顾怀安沉声道:“阿挽,我知道你想做什么。”
“什么?”苏文挽只是笑笑,装作不知道他话中之意。
顾怀安没有再拐弯抹角,他直言道:“你想要查黄府的私帐,对吗?”
顾怀安显然很通透,只是一句话,他就猜到了她想做什么。
苏文挽也觉得没有隐藏的必要,她道:“我是想查聚雅阁的私帐,只有查到这笔账,才能知道当初陷害父亲的人有哪些。”

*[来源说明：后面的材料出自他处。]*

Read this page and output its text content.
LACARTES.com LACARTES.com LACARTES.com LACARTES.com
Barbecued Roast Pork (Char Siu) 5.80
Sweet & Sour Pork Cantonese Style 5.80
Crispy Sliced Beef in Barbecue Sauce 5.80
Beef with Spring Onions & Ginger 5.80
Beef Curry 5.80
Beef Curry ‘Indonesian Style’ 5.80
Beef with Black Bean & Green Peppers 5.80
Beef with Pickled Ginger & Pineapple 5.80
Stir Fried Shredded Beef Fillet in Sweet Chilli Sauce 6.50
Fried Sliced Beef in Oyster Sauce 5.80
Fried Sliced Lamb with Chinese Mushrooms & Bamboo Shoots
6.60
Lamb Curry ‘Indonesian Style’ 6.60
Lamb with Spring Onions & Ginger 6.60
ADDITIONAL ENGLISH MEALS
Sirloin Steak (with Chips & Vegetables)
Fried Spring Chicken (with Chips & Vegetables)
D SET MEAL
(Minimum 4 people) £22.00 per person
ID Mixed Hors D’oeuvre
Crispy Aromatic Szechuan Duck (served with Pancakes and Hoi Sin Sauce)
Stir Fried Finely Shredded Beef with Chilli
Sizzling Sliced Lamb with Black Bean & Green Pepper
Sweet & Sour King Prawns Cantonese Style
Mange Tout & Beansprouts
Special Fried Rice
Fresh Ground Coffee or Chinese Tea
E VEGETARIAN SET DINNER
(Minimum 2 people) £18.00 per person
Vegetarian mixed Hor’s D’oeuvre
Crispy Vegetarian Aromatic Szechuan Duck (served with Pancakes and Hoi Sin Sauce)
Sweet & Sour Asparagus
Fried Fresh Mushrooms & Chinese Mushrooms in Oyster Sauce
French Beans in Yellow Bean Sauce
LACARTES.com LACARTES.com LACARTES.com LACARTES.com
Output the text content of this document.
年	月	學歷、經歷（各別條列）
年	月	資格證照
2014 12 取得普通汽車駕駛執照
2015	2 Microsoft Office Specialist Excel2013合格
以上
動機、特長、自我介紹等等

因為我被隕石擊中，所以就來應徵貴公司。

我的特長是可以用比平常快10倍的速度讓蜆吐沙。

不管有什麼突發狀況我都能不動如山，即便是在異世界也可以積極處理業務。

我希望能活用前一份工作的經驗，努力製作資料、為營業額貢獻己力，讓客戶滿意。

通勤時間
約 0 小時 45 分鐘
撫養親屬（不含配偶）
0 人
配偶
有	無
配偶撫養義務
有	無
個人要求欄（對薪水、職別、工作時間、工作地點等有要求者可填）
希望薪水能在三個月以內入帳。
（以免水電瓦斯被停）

她看出了顾怀安面上的凝重,为了不让他担心,她安抚道:“顾大哥你放心,这件事我心里有数,若是拿不到,我也绝不会逞强。”
顾怀安哪里肯相信她。
他道:“你知道黄府有多少侍卫家丁?那账房被黄府护卫围得水泄不通,岂是你想进就能进的?即使你进去拿到了帐本,你不能活着拿出来,你明白吗!”
顾怀安说得激动,语气也重了几分。
苏文挽却从中听出了别的意思。
他怎么会知道黄府账房的情况?
难道他也去查了?
苏文挽心中升起一丝复杂。
“顾大哥,我明白了,谢谢你。”
“能让黄夫人心动的古绣,想来定是十分珍贵,若非到了紧急时刻,你定然也舍不得出售。我知道你报仇心切,可是很多事情并不是我们想做就能做的,你可知你我都有局限性,有些事情是注定没有办法完成的。”
顾怀安说着,语气中有了几郁闷凄然。
“那古绣你还是留着吧。”顾怀安说着,转身离开。
次日,苏文挽要出门的时候,顾府的门却上了锁。
“子兮,我们都是为了你好,黄夫人你还是别去见了吧。”
是顾怀安的声音。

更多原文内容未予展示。